Advanced Policy Concepts

Explore advanced USM features like asynchronous fault handling, application hints, and flexible huge pages.

Once you've mastered basic allocation and eviction, you can leverage USM's more advanced features to achieve state-of-the-art performance for specialized workloads. This guide introduces three powerful concepts discussed in the USM research paper.

1. Asynchronous Fault Handling for uThreads

The Problem: In systems that use user-level threading (uThreads), like Shenango or Junction, a major page fault that requires slow I/O (e.g., reading from disk) can be disastrous. The kernel thread (kThread) executing the faulting uThread will block, preventing other ready-to-run uThreads scheduled on that same kThread from making progress.

The USM Solution: An advanced USM policy can handle faults asynchronously.

  • The usm_alloc function is triggered for a faulting uThread.
  • Instead of blocking on I/O, the policy initiates the data transfer in the background.
  • It immediately returns control to the LocalManager (the uThread scheduler).
  • The LocalManager can then schedule a different, non-blocked uThread onto the kThread, keeping the CPU core busy with useful work.

As the paper shows, this strategy can improve the performance of co-located CPU-intensive tasks by up to 2.26x.

// Conceptual Asynchronous Policy
int async_aware_alloc(struct usm_event *event, struct usm_event *async_rq) {
    // Check if the fault requires slow I/O (e.g., it's a swap-in)
    if (is_swap_fault(event)) {
        // Don't block.
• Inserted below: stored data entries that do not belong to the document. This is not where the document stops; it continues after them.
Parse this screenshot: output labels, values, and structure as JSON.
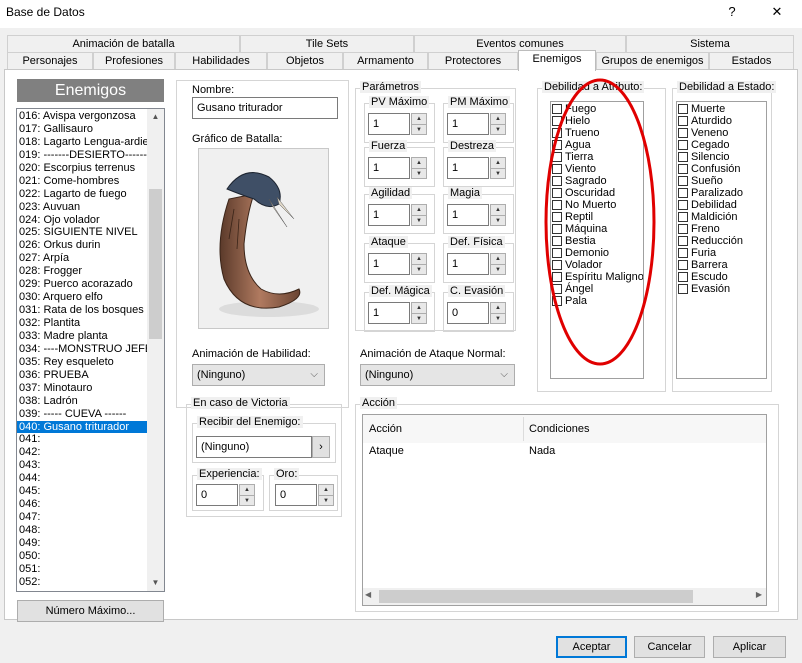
{
  "window": {
    "title": "Base de Datos",
    "help_glyph": "?",
    "close_glyph": "✕"
  },
  "tabs_row1": [
    "Animación de batalla",
    "Tile Sets",
    "Eventos comunes",
    "Sistema"
  ],
  "tabs_row2": [
    "Personajes",
    "Profesiones",
    "Habilidades",
    "Objetos",
    "Armamento",
    "Protectores",
    "Enemigos",
    "Grupos de enemigos",
    "Estados"
  ],
  "enemies_header": "Enemigos",
  "enemy_list": [
    "016: Avispa vergonzosa",
    "017: Gallisauro",
    "018: Lagarto Lengua-ardiente",
    "019: -------DESIERTO-------",
    "020: Escorpius terrenus",
    "021: Come-hombres",
    "022: Lagarto de fuego",
    "023: Auvuan",
    "024: Ojo volador",
    "025: SIGUIENTE NIVEL",
    "026: Orkus durin",
    "027: Arpía",
    "028: Frogger",
    "029: Puerco acorazado",
    "030: Arquero elfo",
    "031: Rata de los bosques",
    "032: Plantita",
    "033: Madre planta",
    "034: ----MONSTRUO JEFE----",
    "035: Rey esqueleto",
    "036: PRUEBA",
    "037: Minotauro",
    "038: Ladrón",
    "039: ----- CUEVA ------",
    "040: Gusano triturador",
    "041:",
    "042:",
    "043:",
    "044:",
    "045:",
    "046:",
    "047:",
    "048:",
    "049:",
    "050:",
    "051:",
    "052:"
  ],
  "selected_enemy": "040: Gusano triturador",
  "max_button": "Número Máximo...",
  "name": {
    "label": "Nombre:",
    "value": "Gusano triturador"
  },
  "battle_graphic_label": "Gráfico de Batalla:",
  "params": {
    "label": "Parámetros",
    "items": [
      {
        "label": "PV Máximo",
        "value": "1"
      },
      {
        "label": "PM Máximo",
        "value": "1"
      },
      {
        "label": "Fuerza",
        "value": "1"
      },
      {
        "label": "Destreza",
        "value": "1"
      },
      {
        "label": "Agilidad",
        "value": "1"
      },
      {
        "label": "Magia",
        "value": "1"
      },
      {
        "label": "Ataque",
        "value": "1"
      },
      {
        "label": "Def. Física",
        "value": "1"
      },
      {
        "label": "Def. Mágica",
        "value": "1"
      },
      {
        "label": "C. Evasión",
        "value": "0"
      }
    ]
  },
  "attr_weakness": {
    "label": "Debilidad a Atributo:",
    "items": [
      "Fuego",
      "Hielo",
      "Trueno",
      "Agua",
      "Tierra",
      "Viento",
      "Sagrado",
      "Oscuridad",
      "No Muerto",
      "Reptil",
      "Máquina",
      "Bestia",
      "Demonio",
      "Volador",
      "Espíritu Maligno",
      "Ángel",
      "Pala"
    ]
  },
  "state_weakness": {
    "label": "Debilidad a Estado:",
    "items": [
      "Muerte",
      "Aturdido",
      "Veneno",
      "Cegado",
      "Silencio",
      "Confusión",
      "Sueño",
      "Paralizado",
      "Debilidad",
      "Maldición",
      "Freno",
      "Reducción",
      "Furia",
      "Barrera",
      "Escudo",
      "Evasión"
    ]
  },
  "skill_anim": {
    "label": "Animación de Habilidad:",
    "value": "(Ninguno)"
  },
  "attack_anim": {
    "label": "Animación de Ataque Normal:",
    "value": "(Ninguno)"
  },
  "victory": {
    "label": "En caso de Victoria",
    "receive_label": "Recibir del Enemigo:",
    "receive_value": "(Ninguno)",
    "receive_button": "›",
    "exp_label": "Experiencia:",
    "exp_value": "0",
    "gold_label": "Oro:",
    "gold_value": "0"
  },
  "action": {
    "label": "Acción",
    "col_action": "Acción",
    "col_conditions": "Condiciones",
    "rows": [
      {
        "action": "Ataque",
        "conditions": "Nada"
      }
    ]
  },
  "footer": {
    "accept": "Aceptar",
    "cancel": "Cancelar",
    "apply": "Aplicar"
  },
  "annotation_color": "#e00000",
  "accent_color": "#0078d7"
}
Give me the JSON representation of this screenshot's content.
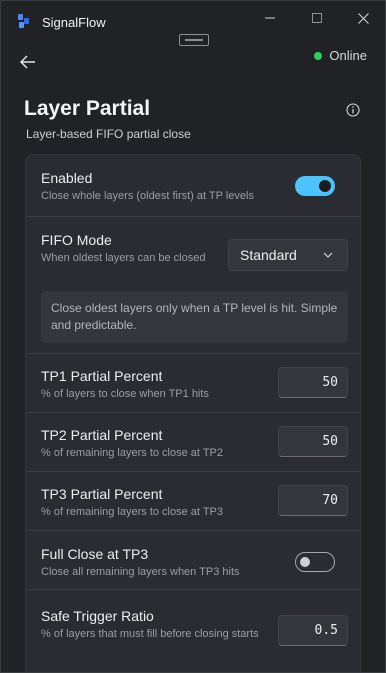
{
  "app": {
    "title": "SignalFlow"
  },
  "status": {
    "label": "Online",
    "color": "#2fcf5b"
  },
  "page": {
    "title": "Layer Partial",
    "subtitle": "Layer-based FIFO partial close"
  },
  "settings": {
    "enabled": {
      "title": "Enabled",
      "description": "Close whole layers (oldest first) at TP levels",
      "value": true
    },
    "fifo_mode": {
      "title": "FIFO Mode",
      "description": "When oldest layers can be closed",
      "selected": "Standard",
      "note": "Close oldest layers only when a TP level is hit. Simple and predictable."
    },
    "tp1": {
      "title": "TP1 Partial Percent",
      "description": "% of layers to close when TP1 hits",
      "value": "50"
    },
    "tp2": {
      "title": "TP2 Partial Percent",
      "description": "% of remaining layers to close at TP2",
      "value": "50"
    },
    "tp3": {
      "title": "TP3 Partial Percent",
      "description": "% of remaining layers to close at TP3",
      "value": "70"
    },
    "full_close_tp3": {
      "title": "Full Close at TP3",
      "description": "Close all remaining layers when TP3 hits",
      "value": false
    },
    "safe_trigger": {
      "title": "Safe Trigger Ratio",
      "description": "% of layers that must fill before closing starts",
      "value": "0.5"
    }
  },
  "colors": {
    "accent": "#4cc2ff",
    "background": "#202226",
    "card": "#2a2c31"
  },
  "icons": {
    "app_logo": "signalflow-logo-icon",
    "back": "arrow-left-icon",
    "info": "info-icon",
    "dropdown": "chevron-down-icon",
    "minimize": "minimize-icon",
    "maximize": "maximize-icon",
    "close": "close-icon"
  }
}
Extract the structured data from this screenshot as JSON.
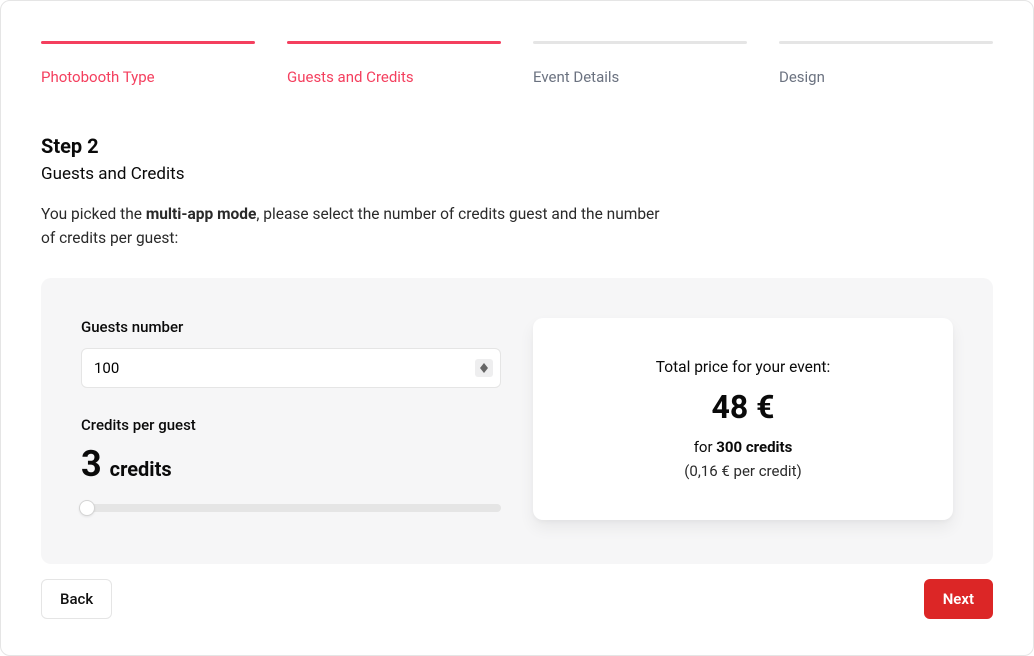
{
  "steps": {
    "items": [
      {
        "label": "Photobooth Type",
        "state": "done"
      },
      {
        "label": "Guests and Credits",
        "state": "active"
      },
      {
        "label": "Event Details",
        "state": "pending"
      },
      {
        "label": "Design",
        "state": "pending"
      }
    ]
  },
  "step_header": {
    "number": "Step 2",
    "name": "Guests and Credits"
  },
  "description": {
    "prefix": "You picked the ",
    "mode": "multi-app mode",
    "suffix": ", please select the number of credits guest and the number of credits per guest:"
  },
  "guests": {
    "label": "Guests number",
    "value": "100"
  },
  "credits_per_guest": {
    "label": "Credits per guest",
    "value": "3",
    "unit": "credits"
  },
  "price": {
    "title": "Total price for your event:",
    "amount": "48 €",
    "for_text": "for ",
    "credits_text": "300 credits",
    "per_credit": "(0,16 € per credit)"
  },
  "footer": {
    "back": "Back",
    "next": "Next"
  },
  "colors": {
    "accent": "#f43f5e",
    "primary_button": "#dc2626"
  }
}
Instead, populate the async_rq (asynchronous request)
        // structure to tell USM to handle this in the background.
        setup_async_swap_in(async_rq, event);

        // Return a special code to tell the LocalManager to schedule
        // the next uThread immediately.
        return USM_YIELD;
    }

    // ... handle fast-path, in-memory allocations synchronously ...
    return regular_alloc(event);
}

2. Application-Specific Hints

The Problem: An OS memory manager is fundamentally "blind." It has no understanding of the application's data. It might evict a critical index page from a database while keeping a rarely used data cache page in memory, simply because the data cache was touched more recently.

The USM Solution: USM provides a hinting library (lib_usm) that allows an application to send arbitrary, custom information directly to its memory policy.

Example Use Case: A Smarter Database Eviction Policy

  1. Application Code: The database, when loading its index, uses lib_usm to "tag" that memory region.

    // Database Application Code
    index_buffer = mmap(...);
    usm_hint(index_buffer, "PRIORITY=HIGH; EVICTION=DENY");
    
    data_cache = mmap(...);
    usm_hint(data_cache, "PRIORITY=LOW; EVICTION=ALLOW");
    
  2. Policy Code: The usm_evict_fallback function receives these hints. When choosing a victim page, it can now make an intelligent, application-aware decision.

    // Eviction Policy Code
    struct page* choose_victim_page() {
        // Iterate through used pages and check their hints.
        for each page in usedList {
            const char* hint = get_hint_for_page(page);
            if (hint && strcmp(hint, "EVICTION=ALLOW") == 0) {
                return page; // Found a low-priority victim!
            }
        }
        // ... fallback to other logic if no low-priority pages are found ...
    }
    

3. Flexible Huge Pages (FHP)

The Problem: Hardware huge pages (e.g., 2MB or 1GB) can improve performance by reducing TLB misses, but their large, fixed sizes can lead to significant internal fragmentation if an application doesn't need the full page.

The USM Solution: A policy can create its own "Flexible Huge Pages" of any arbitrary size (e.g., 64KB, 128KB).

  • How it Works: The usm_alloc function, upon receiving the first page fault in a new memory region, doesn't just allocate one page. It preemptively allocates and maps N contiguous virtual pages.
  • The Benefit: This drastically reduces the number of page fault events the kernel has to process, lowering overhead. The get_pages_prep function in policiesSet1.c is a real-world example of this batch-allocation logic.
  • The Result: The paper shows this can improve the performance of fault-sensitive applications like Redis and memflt by 8-88%.